In my work, I see them more as very fast research assistants than as autonomous experts. They can accomplish in a few hours what we might previously have assigned to a research assistant for several days: exploring a method, proposing code, generating a first version of a chart, rewriting an interpretation, or automating part of a report.
But this speed comes with one condition: human supervision and validation remain essential.
The risk of hallucination is not theoretical. A recent example made this very clear: according to the _Financial Times_, EY Canada withdrew a study used to promote its cybersecurity services after it was found to contain fabricated data, misattributed citations, and even a reference to a McKinsey report that did not exist.

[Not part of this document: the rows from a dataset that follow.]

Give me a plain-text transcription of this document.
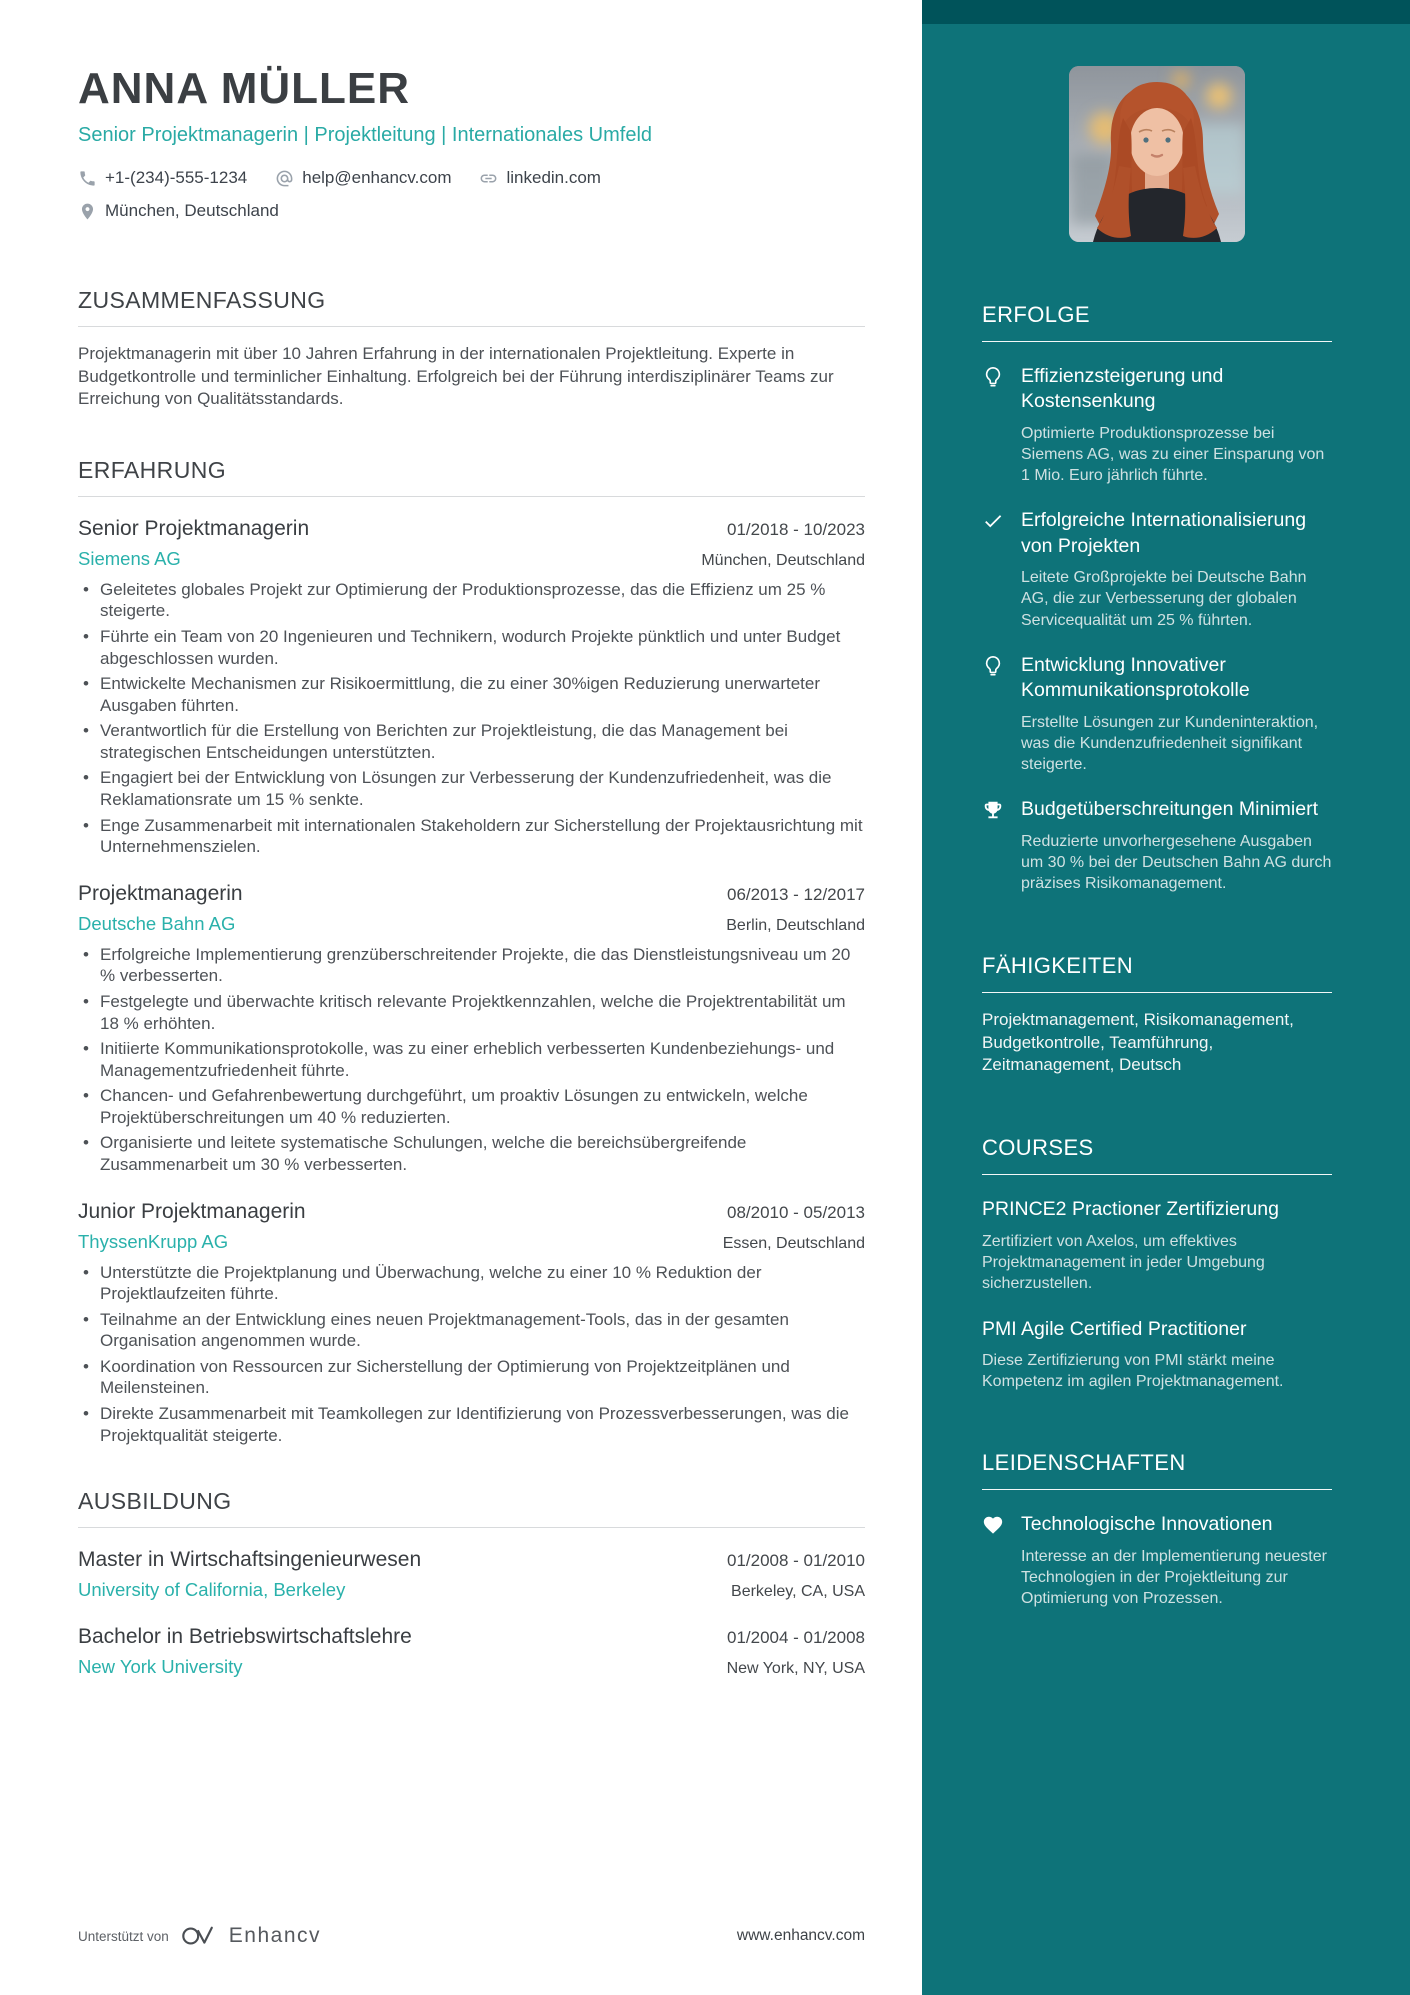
ANNA MÜLLER
Senior Projektmanagerin | Projektleitung | Internationales Umfeld
+1-(234)-555-1234	help@enhancv.com	linkedin.com
München, Deutschland
ZUSAMMENFASSUNG

Projektmanagerin mit über 10 Jahren Erfahrung in der internationalen Projektleitung. Experte in Budgetkontrolle und terminlicher Einhaltung. Erfolgreich bei der Führung interdisziplinärer Teams zur Erreichung von Qualitätsstandards.

ERFAHRUNG
Senior Projektmanagerin	01/2018 - 10/2023
Siemens AG	München, Deutschland
• Geleitetes globales Projekt zur Optimierung der Produktionsprozesse, das die Effizienz um 25 % steigerte.
• Führte ein Team von 20 Ingenieuren und Technikern, wodurch Projekte pünktlich und unter Budget abgeschlossen wurden.
• Entwickelte Mechanismen zur Risikoermittlung, die zu einer 30%igen Reduzierung unerwarteter Ausgaben führten.
• Verantwortlich für die Erstellung von Berichten zur Projektleistung, die das Management bei strategischen Entscheidungen unterstützten.
• Engagiert bei der Entwicklung von Lösungen zur Verbesserung der Kundenzufriedenheit, was die Reklamationsrate um 15 % senkte.
• Enge Zusammenarbeit mit internationalen Stakeholdern zur Sicherstellung der Projektausrichtung mit Unternehmenszielen.
Projektmanagerin	06/2013 - 12/2017
Deutsche Bahn AG	Berlin, Deutschland
• Erfolgreiche Implementierung grenzüberschreitender Projekte, die das Dienstleistungsniveau um 20 % verbesserten.
• Festgelegte und überwachte kritisch relevante Projektkennzahlen, welche die Projektrentabilität um 18 % erhöhten.
• Initiierte Kommunikationsprotokolle, was zu einer erheblich verbesserten Kundenbeziehungs- und Managementzufriedenheit führte.
• Chancen- und Gefahrenbewertung durchgeführt, um proaktiv Lösungen zu entwickeln, welche Projektüberschreitungen um 40 % reduzierten.
• Organisierte und leitete systematische Schulungen, welche die bereichsübergreifende Zusammenarbeit um 30 % verbesserten.
Junior Projektmanagerin	08/2010 - 05/2013
ThyssenKrupp AG	Essen, Deutschland
• Unterstützte die Projektplanung und Überwachung, welche zu einer 10 % Reduktion der Projektlaufzeiten führte.
• Teilnahme an der Entwicklung eines neuen Projektmanagement-Tools, das in der gesamten Organisation angenommen wurde.
• Koordination von Ressourcen zur Sicherstellung der Optimierung von Projektzeitplänen und Meilensteinen.
• Direkte Zusammenarbeit mit Teamkollegen zur Identifizierung von Prozessverbesserungen, was die Projektqualität steigerte.
AUSBILDUNG
Master in Wirtschaftsingenieurwesen	01/2008 - 01/2010
University of California, Berkeley	Berkeley, CA, USA
Bachelor in Betriebswirtschaftslehre	01/2004 - 01/2008
New York University	New York, NY, USA
Unterstützt von	Enhancv	www.enhancv.com
ERFOLGE
Effizienzsteigerung und Kostensenkung

Optimierte Produktionsprozesse bei Siemens AG, was zu einer Einsparung von 1 Mio. Euro jährlich führte.

Erfolgreiche Internationalisierung von Projekten

Leitete Großprojekte bei Deutsche Bahn AG, die zur Verbesserung der globalen Servicequalität um 25 % führten.

Entwicklung Innovativer Kommunikationsprotokolle

Erstellte Lösungen zur Kundeninteraktion, was die Kundenzufriedenheit signifikant steigerte.

Budgetüberschreitungen Minimiert

Reduzierte unvorhergesehene Ausgaben um 30 % bei der Deutschen Bahn AG durch präzises Risikomanagement.

FÄHIGKEITEN

Projektmanagement, Risikomanagement, Budgetkontrolle, Teamführung, Zeitmanagement, Deutsch

COURSES
PRINCE2 Practioner Zertifizierung

Zertifiziert von Axelos, um effektives Projektmanagement in jeder Umgebung sicherzustellen.

PMI Agile Certified Practitioner

Diese Zertifizierung von PMI stärkt meine Kompetenz im agilen Projektmanagement.

LEIDENSCHAFTEN
Technologische Innovationen

Interesse an der Implementierung neuester Technologien in der Projektleitung zur Optimierung von Prozessen.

This is exactly why I find the study by Winberg et al. interesting. It does not simply ask whether ChatGPT can write code. It addresses a more important question: under what conditions can we trust AI-generated code?
For me, the answer is clear. We can use LLMs to work faster, but not to absolve the researcher of responsibility. The researcher still needs to verify assumptions, validate the data, test the code, compare results with benchmarks, and ensure that the interpretation is correct.
In other words, AI is deeply transforming the way we work, but it does not eliminate the need for expertise. In fact, it makes expertise even more crucial. The more powerful the tool becomes, the more necessary it is to know when to trust it and when not to.
Finally, the adoption of AI tools will continue to transform the way we work. Some processes will become more efficient, others will disappear, and more sophisticated workflows will emerge. To remain competitive, we need to keep learning, keep working, and be ready to integrate these tools into our professional lives.
At the same time, AI will also transform the way knowledge is produced and shared. As these tools enhance productivity, an article that once took a month to complete can now sometimes be finished in just a week. This is beneficial in many ways: it lowers the barriers to writing, enables more people to share their ideas, and accelerates the dissemination of knowledge.
However, it also presents a new challenge. If everyone can generate more content more quickly, the internet will become even more crowded. The reach of each article may not be the same as before. Some writers may feel discouraged, particularly if their work receives less attention despite the effort invested.
In my opinion, this will lead to a new form of inequality between those who can effectively use AI and those who cannot, as well as between those who write solely to produce content and those who write out of genuine passion for the subject.
In the long term, I believe that those who will persevere are those who are genuinely passionate, those who seek to learn, think deeply, and share knowledge with others. While AI may speed up writing, it will not replace curiosity, discipline, and the desire to contribute something meaningful.
References
Winberg, D., Tsai, E., Tang, T., Xuan, D., Marchi, N., & Shi, L. (2026). Can AI write your code? A case study of chatgpt’s statistical coding capabilities for quantitative research. _Health Economics Review_.